Elliott wave Theory is a great tool for traders when the traders understand that it is only a tool to help them anticipate a big move. The dream of traders using Elliott wave is always to see the Market rallying in their direction and the Plan becoming a reality. The Market moves in sequences which is either Impulsive or Corrective. Impulsive waves move in a sequence of 5, 9, 13 while corrective waves move in a sequence of 3, 7, 11.
The fact is that in today’s Forex market, the sequences are more Corrective than Impulsive, and it’s almost impossible to see a perfect 5 waves move in the era of High-Frequency Trading. Today, it’s more common to see 5 waves sequence in Indices and Commodities instead. However, in reality it doesn’t matter whether market moves in impulsive or corrective sequence when traders understand that both impulsive and corrective sequences share similarities until the third swing. The only difference between the two is that in impulsive sequence, there is an extension in swing 4 and swing 5.
At Elliott wave Forecast, we understand the limitations of the Elliott wave Theory and we use the technique with the practical view towards trading. We use the Theory to trade what we call the Elliott wave Hedging to allow us catch either a wave 3 or wave C. Wave 3 or C should travel most of the time at least towards 1.00 %-1.618% the distance of wave A or wave 1.

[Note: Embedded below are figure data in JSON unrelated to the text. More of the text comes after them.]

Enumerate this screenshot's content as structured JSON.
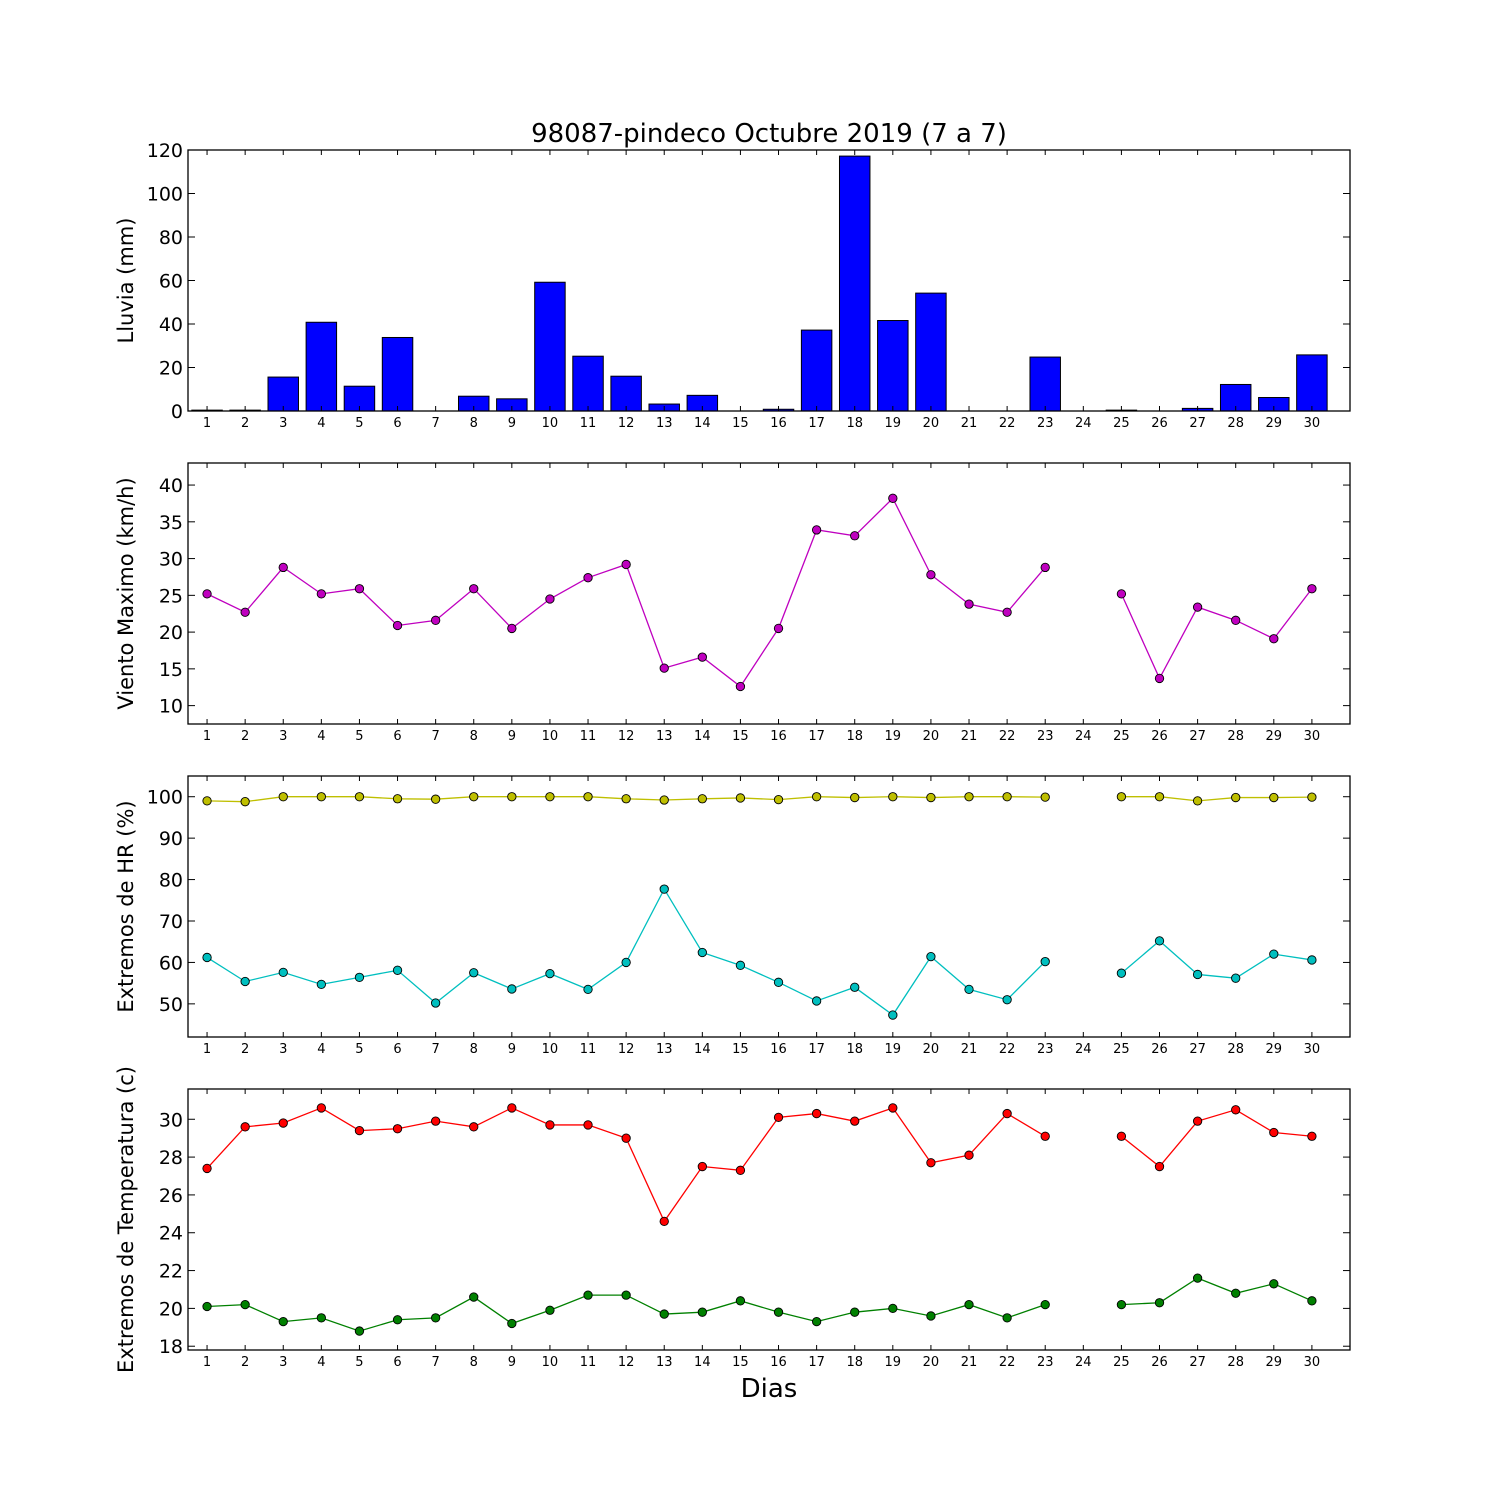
{
  "chart_data": [
    {
      "type": "bar",
      "title": "98087-pindeco Octubre 2019  (7 a 7)",
      "xlabel": "",
      "ylabel": "Lluvia (mm)",
      "categories": [
        "1",
        "2",
        "3",
        "4",
        "5",
        "6",
        "7",
        "8",
        "9",
        "10",
        "11",
        "12",
        "13",
        "14",
        "15",
        "16",
        "17",
        "18",
        "19",
        "20",
        "21",
        "22",
        "23",
        "24",
        "25",
        "26",
        "27",
        "28",
        "29",
        "30"
      ],
      "values": [
        0.4,
        0.4,
        15.6,
        40.8,
        11.4,
        33.8,
        0,
        6.8,
        5.6,
        59.2,
        25.2,
        16,
        3.2,
        7.2,
        0,
        0.8,
        37.2,
        117.2,
        41.6,
        54.2,
        0,
        0,
        24.8,
        null,
        0.4,
        0,
        1.2,
        12.2,
        6.2,
        25.8
      ],
      "ylim": [
        0,
        120
      ],
      "yticks": [
        0,
        20,
        40,
        60,
        80,
        100,
        120
      ],
      "colors": {
        "bar": "#0000ff"
      }
    },
    {
      "type": "line",
      "ylabel": "Viento Maximo (km/h)",
      "categories": [
        "1",
        "2",
        "3",
        "4",
        "5",
        "6",
        "7",
        "8",
        "9",
        "10",
        "11",
        "12",
        "13",
        "14",
        "15",
        "16",
        "17",
        "18",
        "19",
        "20",
        "21",
        "22",
        "23",
        "24",
        "25",
        "26",
        "27",
        "28",
        "29",
        "30"
      ],
      "series": [
        {
          "values": [
            25.2,
            22.7,
            28.8,
            25.2,
            25.9,
            20.9,
            21.6,
            25.9,
            20.5,
            24.5,
            27.4,
            29.2,
            15.1,
            16.6,
            12.6,
            20.5,
            33.9,
            33.1,
            38.2,
            27.8,
            23.8,
            22.7,
            28.8,
            null,
            25.2,
            13.7,
            23.4,
            21.6,
            19.1,
            25.9
          ],
          "color": "#bf00bf"
        }
      ],
      "ylim": [
        7.5,
        43
      ],
      "yticks": [
        10,
        15,
        20,
        25,
        30,
        35,
        40
      ]
    },
    {
      "type": "line",
      "ylabel": "Extremos de HR (%)",
      "categories": [
        "1",
        "2",
        "3",
        "4",
        "5",
        "6",
        "7",
        "8",
        "9",
        "10",
        "11",
        "12",
        "13",
        "14",
        "15",
        "16",
        "17",
        "18",
        "19",
        "20",
        "21",
        "22",
        "23",
        "24",
        "25",
        "26",
        "27",
        "28",
        "29",
        "30"
      ],
      "series": [
        {
          "values": [
            99,
            98.8,
            100,
            100,
            100,
            99.5,
            99.4,
            100,
            100,
            100,
            100,
            99.5,
            99.2,
            99.5,
            99.7,
            99.3,
            100,
            99.8,
            100,
            99.8,
            100,
            100,
            99.9,
            null,
            100,
            100,
            99,
            99.8,
            99.8,
            99.9
          ],
          "color": "#bfbf00"
        },
        {
          "values": [
            61.2,
            55.4,
            57.6,
            54.7,
            56.4,
            58.1,
            50.2,
            57.5,
            53.6,
            57.3,
            53.5,
            60,
            77.7,
            62.4,
            59.3,
            55.2,
            50.7,
            54,
            47.3,
            61.4,
            53.5,
            51,
            60.2,
            null,
            57.4,
            65.2,
            57.1,
            56.2,
            62,
            60.6
          ],
          "color": "#00bfbf"
        }
      ],
      "ylim": [
        42,
        105
      ],
      "yticks": [
        50,
        60,
        70,
        80,
        90,
        100
      ]
    },
    {
      "type": "line",
      "ylabel": "Extremos de Temperatura (c)",
      "xlabel": "Dias",
      "categories": [
        "1",
        "2",
        "3",
        "4",
        "5",
        "6",
        "7",
        "8",
        "9",
        "10",
        "11",
        "12",
        "13",
        "14",
        "15",
        "16",
        "17",
        "18",
        "19",
        "20",
        "21",
        "22",
        "23",
        "24",
        "25",
        "26",
        "27",
        "28",
        "29",
        "30"
      ],
      "series": [
        {
          "values": [
            27.4,
            29.6,
            29.8,
            30.6,
            29.4,
            29.5,
            29.9,
            29.6,
            30.6,
            29.7,
            29.7,
            29,
            24.6,
            27.5,
            27.3,
            30.1,
            30.3,
            29.9,
            30.6,
            27.7,
            28.1,
            30.3,
            29.1,
            null,
            29.1,
            27.5,
            29.9,
            30.5,
            29.3,
            29.1
          ],
          "color": "#ff0000"
        },
        {
          "values": [
            20.1,
            20.2,
            19.3,
            19.5,
            18.8,
            19.4,
            19.5,
            20.6,
            19.2,
            19.9,
            20.7,
            20.7,
            19.7,
            19.8,
            20.4,
            19.8,
            19.3,
            19.8,
            20,
            19.6,
            20.2,
            19.5,
            20.2,
            null,
            20.2,
            20.3,
            21.6,
            20.8,
            21.3,
            20.4
          ],
          "color": "#008000"
        }
      ],
      "ylim": [
        17.8,
        31.6
      ],
      "yticks": [
        18,
        20,
        22,
        24,
        26,
        28,
        30
      ]
    }
  ]
}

Understanding different time frame cycles and how they relate with one another, combined with the knowledge of Elliott wave sequence and Elliott Wave Hedging will allow traders to catch the powerful wave III or C. Traders with this information can use it to identify wave II or B, which has the same sequence, within the higher time frame cycles. Once wave II or B is identified, traders can then forecast the inflection area in which Market will turn in favor of the trend, thus allowing traders to anticipate and catch wave III or C.